Treasurer Dominic Perrottet suggested that the scheme will stimulate Sydney’s economy after COVID-19’s dispelling of international students brought the CBD’s recovery to a crawl. He believes student return is vital in recovering a sector that was worth some $14.6 billion in 2019. 

“Typically, we have more than 250,000 international students studying in NSW each year and they directly supported over 95,000 local jobs prior to the pandemic,” Mr. Perrottet said in a press release. 

“If we don’t act fast, students will turn to other overseas destinations and it could take the sector decades to recover.”

But at such limited numbers each fortnight, it will take a long time for economic results to get rolling. 

“We welcome the NSW Government’s proposal as an important first step for getting international students back to campus. At this stage however, we anticipate that the relatively small numbers of students returning to Macquarie University will not have an appreciable upside for retailers,” a Macquarie University spokesperson said. 

Losing community

But economic growth is just one aspect of this good news. There may be more tangible benefits from the scheme. For international students still in Australia, they’ve missed home-country peers for over a year. 

“A lot of my friends, maybe 80 percent, immediately flew back home and it didn’t help that most of my friends were from church… It was my community, somewhat, that just left and went home,” UTS Visual Communication student Shu Xian Leong said. 

Many of her friends got a study exemption to study medicine and were able to return to Australia, but there’s still been broader hardship due to limited international students. 

Ms. Leong lives in university accommodation. She explained that the change was challenging. 

“It was pretty startling at first because of how quiet the building was,” she says of the dwelling that has now been filled with local students, changing the dynamic. 

As the Vice President of a UTS club, Ms. Leong also noticed differences. 

“The biggest change would definitely be not having first year students… It’s quite clear in the numbers as well. Usually, we would have at least 10 first year students, but this year it was less than five. And those students were already in Aus,” she said of the group that lost many members to home countries.  

Other students have noticed greater dangers as their friends have departed. 
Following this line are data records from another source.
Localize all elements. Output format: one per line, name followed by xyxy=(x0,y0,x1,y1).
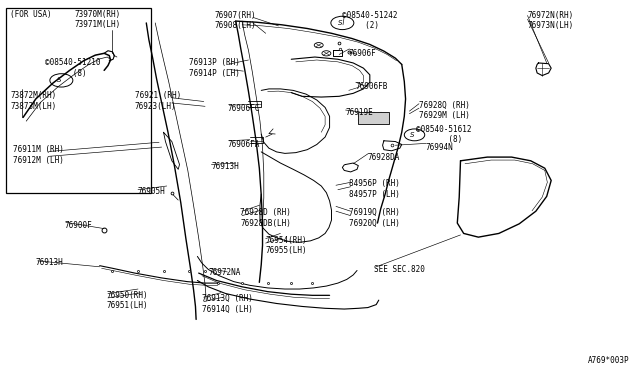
Text: 76911M (RH)
76912M (LH): 76911M (RH) 76912M (LH) xyxy=(13,145,65,165)
Text: 76972N(RH)
76973N(LH): 76972N(RH) 76973N(LH) xyxy=(527,11,574,31)
Bar xyxy=(358,112,389,124)
Text: 76950(RH)
76951(LH): 76950(RH) 76951(LH) xyxy=(106,291,148,310)
Text: SEE SEC.820: SEE SEC.820 xyxy=(374,264,425,273)
Text: 76928DA: 76928DA xyxy=(368,153,400,162)
Text: 76972NA: 76972NA xyxy=(208,267,241,276)
Text: 76919Q (RH)
76920Q (LH): 76919Q (RH) 76920Q (LH) xyxy=(349,208,399,228)
Text: A769*003P: A769*003P xyxy=(588,356,630,365)
Text: 73872M(RH)
73873M(LH): 73872M(RH) 73873M(LH) xyxy=(10,92,56,111)
Text: 76906F: 76906F xyxy=(349,49,376,58)
Text: ©08540-51242
     (2): ©08540-51242 (2) xyxy=(342,11,398,31)
Text: 76928Q (RH)
76929M (LH): 76928Q (RH) 76929M (LH) xyxy=(419,101,470,120)
Text: 76906FC: 76906FC xyxy=(227,105,260,113)
Text: 76913H: 76913H xyxy=(211,162,239,171)
Text: S: S xyxy=(410,132,414,138)
Text: ©08540-51612
       (8): ©08540-51612 (8) xyxy=(416,125,471,144)
Text: ©08540-51210
      (8): ©08540-51210 (8) xyxy=(45,58,101,77)
Text: 76907(RH)
76908(LH): 76907(RH) 76908(LH) xyxy=(214,11,256,31)
Text: 76954(RH)
76955(LH): 76954(RH) 76955(LH) xyxy=(266,236,307,256)
Text: 76900F: 76900F xyxy=(65,221,92,230)
Text: 76928D (RH)
76928DB(LH): 76928D (RH) 76928DB(LH) xyxy=(240,208,291,228)
Text: S: S xyxy=(337,20,342,26)
FancyBboxPatch shape xyxy=(6,8,152,193)
Text: 76913H: 76913H xyxy=(36,258,63,267)
Text: S: S xyxy=(56,77,61,83)
Text: 76906FA: 76906FA xyxy=(227,140,260,149)
Text: 76913P (RH)
76914P (LH): 76913P (RH) 76914P (LH) xyxy=(189,58,240,77)
Text: 76913Q (RH)
76914Q (LH): 76913Q (RH) 76914Q (LH) xyxy=(202,294,253,314)
Text: 76994N: 76994N xyxy=(426,143,453,153)
Text: 76921 (RH)
76923(LH): 76921 (RH) 76923(LH) xyxy=(135,92,181,111)
Text: 73970M(RH)
73971M(LH): 73970M(RH) 73971M(LH) xyxy=(74,10,120,29)
Text: 76919E: 76919E xyxy=(346,108,373,117)
Text: 76906FB: 76906FB xyxy=(355,82,387,91)
Text: 84956P (RH)
84957P (LH): 84956P (RH) 84957P (LH) xyxy=(349,179,399,199)
Text: 76905H: 76905H xyxy=(138,187,166,196)
Text: (FOR USA): (FOR USA) xyxy=(10,10,52,19)
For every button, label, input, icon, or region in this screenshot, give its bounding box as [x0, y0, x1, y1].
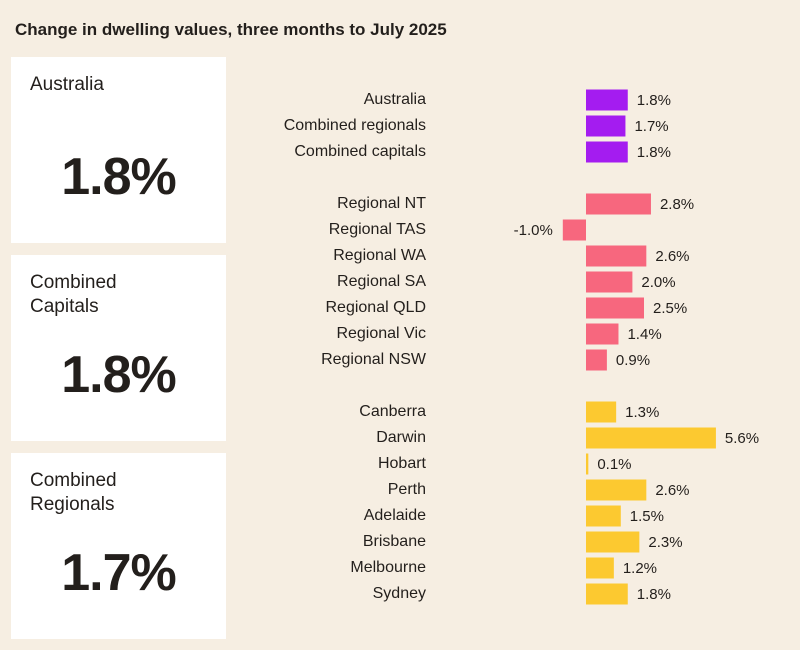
category-label: Regional WA: [333, 247, 426, 264]
category-label: Hobart: [378, 455, 427, 472]
category-label: Brisbane: [363, 533, 426, 550]
value-label: 1.4%: [627, 326, 661, 343]
value-label: -1.0%: [514, 222, 553, 239]
category-label: Perth: [388, 481, 426, 498]
chart-title: Change in dwelling values, three months …: [15, 20, 447, 39]
value-label: 0.9%: [616, 352, 650, 369]
category-label: Regional SA: [337, 273, 426, 290]
value-label: 1.7%: [634, 118, 668, 135]
bar: [586, 401, 617, 423]
value-label: 2.6%: [655, 248, 689, 265]
category-label: Melbourne: [350, 559, 426, 576]
category-label: Regional TAS: [329, 221, 426, 238]
bar: [586, 323, 619, 345]
summary-card: Combined Capitals 1.8%: [11, 255, 226, 441]
bar: [586, 531, 640, 553]
value-label: 1.8%: [637, 586, 671, 603]
bar: [586, 583, 628, 605]
category-label: Regional NT: [337, 195, 426, 212]
bar: [586, 115, 626, 137]
category-label: Canberra: [359, 403, 426, 420]
bar: [586, 141, 628, 163]
value-label: 1.2%: [623, 560, 657, 577]
bar: [586, 193, 651, 215]
value-label: 2.5%: [653, 300, 687, 317]
bar: [586, 453, 589, 475]
category-label: Regional NSW: [321, 351, 427, 368]
category-label: Regional QLD: [326, 299, 427, 316]
bar: [586, 479, 647, 501]
summary-card: Australia 1.8%: [11, 57, 226, 243]
bar: [586, 557, 614, 579]
category-label: Combined regionals: [284, 117, 426, 134]
value-label: 1.5%: [630, 508, 664, 525]
bar: [586, 271, 633, 293]
category-label: Regional Vic: [336, 325, 426, 342]
category-label: Darwin: [376, 429, 426, 446]
value-label: 1.8%: [637, 92, 671, 109]
category-label: Adelaide: [364, 507, 426, 524]
value-label: 2.0%: [641, 274, 675, 291]
card-value: 1.8%: [61, 346, 177, 404]
card-title: Combined Capitals: [30, 272, 117, 317]
summary-card: Combined Regionals 1.7%: [11, 453, 226, 639]
value-label: 2.6%: [655, 482, 689, 499]
bar: [586, 427, 716, 449]
card-title: Combined Regionals: [30, 470, 117, 515]
value-label: 1.3%: [625, 404, 659, 421]
value-label: 0.1%: [597, 456, 631, 473]
category-label: Sydney: [373, 585, 426, 602]
bar: [586, 349, 607, 371]
bar: [586, 297, 644, 319]
bar: [586, 505, 621, 527]
category-label: Combined capitals: [294, 143, 426, 160]
card-value: 1.8%: [61, 148, 177, 206]
category-label: Australia: [364, 91, 426, 108]
value-label: 5.6%: [725, 430, 759, 447]
value-label: 2.3%: [648, 534, 682, 551]
card-title: Australia: [30, 74, 104, 95]
card-value: 1.7%: [61, 544, 177, 602]
bar: [562, 219, 586, 241]
value-label: 2.8%: [660, 196, 694, 213]
bar: [586, 89, 628, 111]
value-label: 1.8%: [637, 144, 671, 161]
bar: [586, 245, 647, 267]
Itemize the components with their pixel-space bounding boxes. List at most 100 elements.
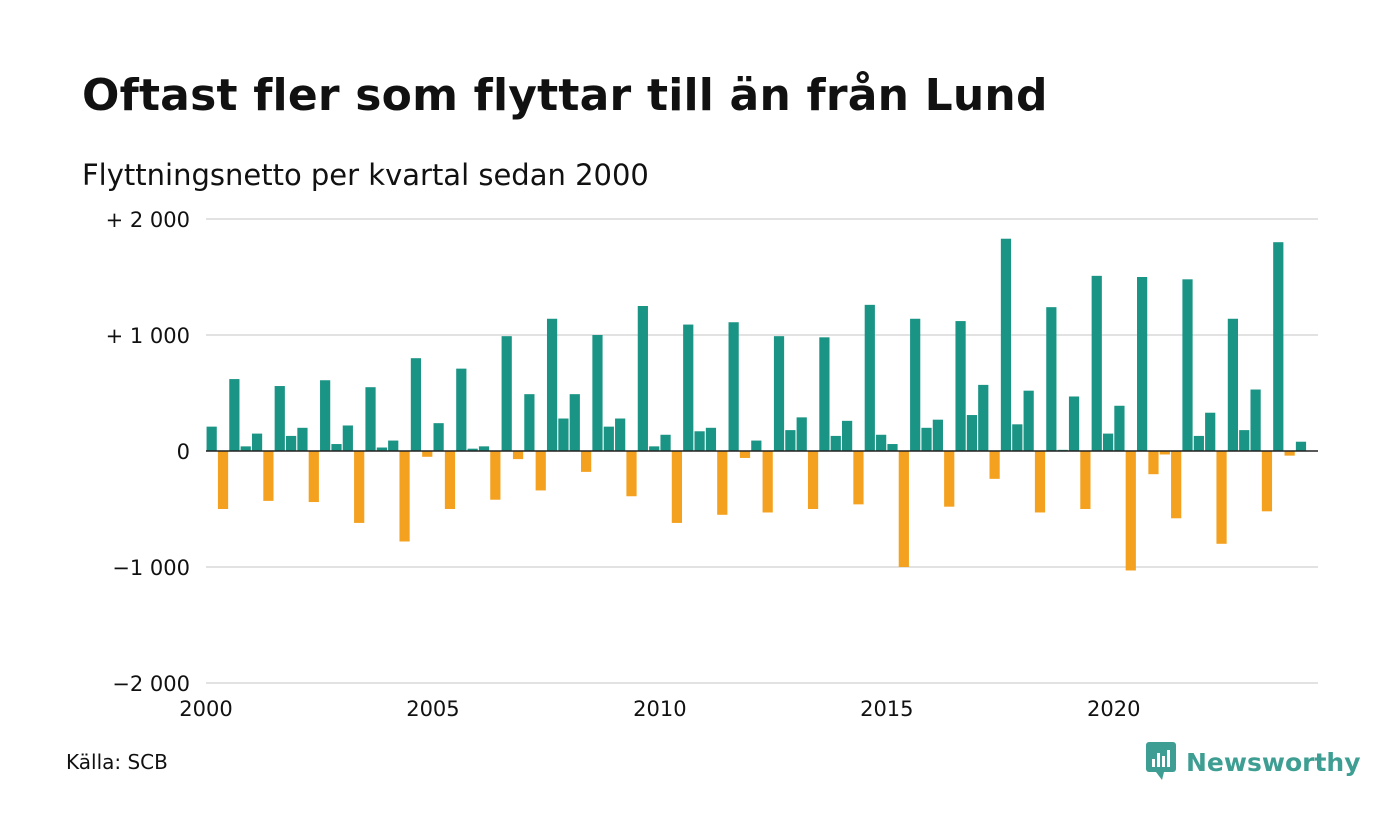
bar [717, 451, 728, 515]
bar [1193, 435, 1204, 451]
y-tick-label: 0 [177, 440, 190, 464]
bar [558, 418, 569, 451]
bar [229, 379, 240, 451]
bar [1023, 390, 1034, 451]
newsworthy-logo-icon [1146, 742, 1176, 780]
bar [1284, 451, 1295, 456]
bar [1137, 277, 1148, 451]
bar [206, 426, 217, 451]
bar [739, 451, 751, 458]
chart-subtitle: Flyttningsnetto per kvartal sedan 2000 [82, 158, 649, 192]
bar [603, 426, 614, 451]
bar [694, 431, 705, 451]
bar [1102, 433, 1114, 451]
bar [308, 451, 319, 503]
chart-title: Oftast fler som flyttar till än från Lun… [82, 70, 1048, 121]
bar [1000, 238, 1012, 451]
bar [478, 446, 490, 451]
bar [376, 447, 387, 451]
bar [1125, 451, 1136, 571]
bar [365, 387, 376, 451]
bar [1012, 424, 1023, 451]
bar [762, 451, 773, 513]
bar [388, 440, 399, 451]
bar [217, 451, 229, 509]
bar [342, 425, 353, 451]
bar [263, 451, 274, 501]
bar [978, 384, 989, 451]
source-note: Källa: SCB [66, 750, 168, 774]
bar [898, 451, 909, 567]
bar [399, 451, 410, 542]
bar [422, 451, 433, 457]
bar [546, 318, 558, 451]
bar [830, 435, 841, 451]
newsworthy-logo: Newsworthy [1146, 742, 1361, 782]
bar [853, 451, 864, 505]
bar [490, 451, 501, 500]
y-tick-label: + 1 000 [106, 324, 190, 348]
bar [807, 451, 819, 509]
bar [297, 427, 308, 451]
bar [1068, 396, 1080, 451]
bar [637, 306, 648, 451]
bar [773, 336, 785, 451]
bar [320, 380, 331, 451]
y-tick-label: −2 000 [112, 672, 190, 696]
bar [251, 433, 263, 451]
bar [285, 435, 297, 451]
bar [966, 415, 978, 451]
bar [785, 430, 796, 451]
bar [467, 448, 478, 451]
bar [1114, 405, 1125, 451]
bar [1091, 275, 1102, 451]
bar [331, 444, 342, 451]
bar [728, 322, 739, 451]
bar [887, 444, 898, 451]
bar [512, 451, 524, 460]
x-tick-label: 2005 [406, 697, 459, 721]
bar [989, 451, 1000, 479]
bar [955, 321, 966, 451]
y-axis-ticks: + 2 000 + 1 000 0 −1 000 −2 000 [106, 208, 190, 696]
bar [354, 451, 365, 523]
bar [649, 446, 660, 451]
bar [456, 368, 467, 451]
bar [705, 427, 717, 451]
bar [1295, 441, 1307, 451]
y-tick-label: + 2 000 [106, 208, 190, 232]
bar [751, 440, 762, 451]
bar [841, 420, 853, 451]
x-axis-ticks: 2000 2005 2010 2015 2020 [179, 697, 1140, 721]
bar [671, 451, 683, 523]
bar [240, 446, 251, 451]
bar [932, 419, 943, 451]
bars [206, 238, 1307, 571]
bar [1171, 451, 1182, 519]
y-tick-label: −1 000 [112, 556, 190, 580]
x-tick-label: 2010 [633, 697, 686, 721]
bar [1216, 451, 1227, 544]
x-tick-label: 2015 [860, 697, 913, 721]
bar [1182, 279, 1193, 451]
x-tick-label: 2000 [179, 697, 232, 721]
bar [626, 451, 637, 497]
bar [1080, 451, 1091, 509]
bar [524, 394, 535, 451]
bar [615, 418, 626, 451]
bar [444, 451, 456, 509]
bar [796, 417, 807, 451]
bar [683, 324, 694, 451]
brand-name: Newsworthy [1186, 747, 1361, 777]
bar [944, 451, 955, 507]
bar [1205, 412, 1216, 451]
bar [864, 304, 875, 451]
bar [1148, 451, 1159, 475]
bar [1227, 318, 1239, 451]
bar [876, 434, 887, 451]
bar [819, 337, 830, 451]
bar [569, 394, 580, 451]
bar [1046, 307, 1057, 451]
bar [433, 423, 444, 451]
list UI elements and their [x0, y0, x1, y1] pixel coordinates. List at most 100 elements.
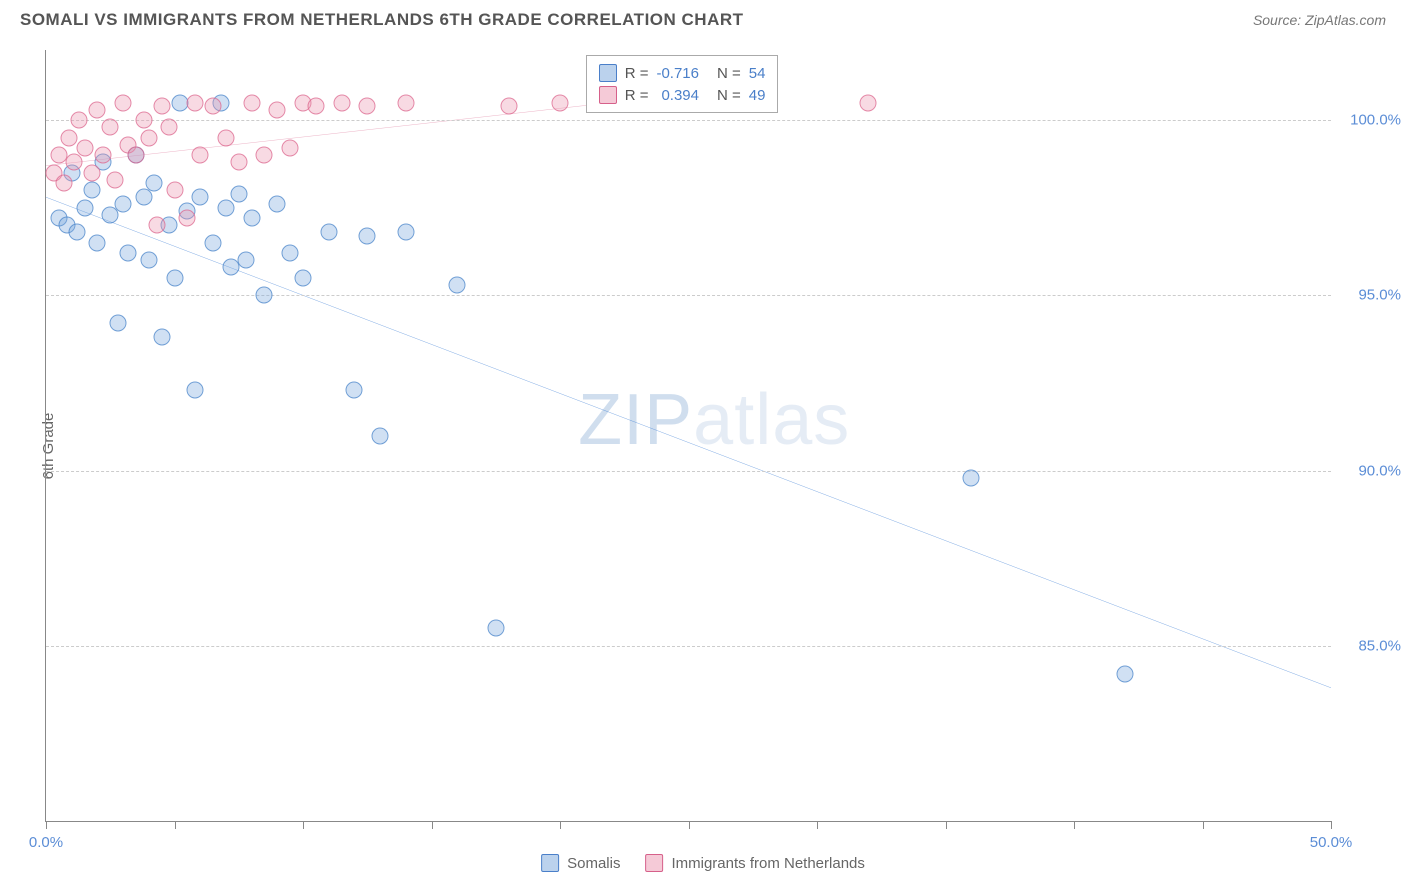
scatter-point: [140, 252, 157, 269]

Lynette Zhang, a UTS Communication student says, “there is more racial discriminations than before because of COVID-19…that is a reason I’m lonely. It is incredibly difficult for [the] Asian community to call for more attention and sympathy in Australia [without more peers here]’.”

Fresh classroom perspectives

The return of international students could be exactly what local peers and staff need to re-shift perspectives. In the last year one third of international students returned home, increasing the homogeneity of Aussie identities in our university classrooms. 

In the wake of COVID-19’s wrath, USyd’s Business School Associate Professor Matthew Beck wrote, “in every way, international students lift the bar for Australian students, and contribute to a thriving, increasingly diverse and multi-dimensional learning experience for “Aussie kids”. 

He believes Australia’s international acclaim attracts some of the “brightest minds globally”, which are to credit for our education sector. This is no small comment in a climate where the “knowledge economy is becoming increasingly more valuable.” 

Patrick Newbold studies Secondary Education and Science at USyd. He said international peers are crucial in providing different perspectives based on experience. They show him situations he wouldn’t be privy to alone. 

“Particularly for me in my education degree… I’ve been more exposed to the role of social justice in education… The cost of education has really been revealed to me, with my friend currently paying eight times the amount I am for the exact same degree. As a result, it has really cemented my values of free and equal education,” he said. 

Diversity in experience and intellect may be as valuable a commodity as our cash flow; and one that is set to be refreshed by a reintroduction of international students to our universities this year.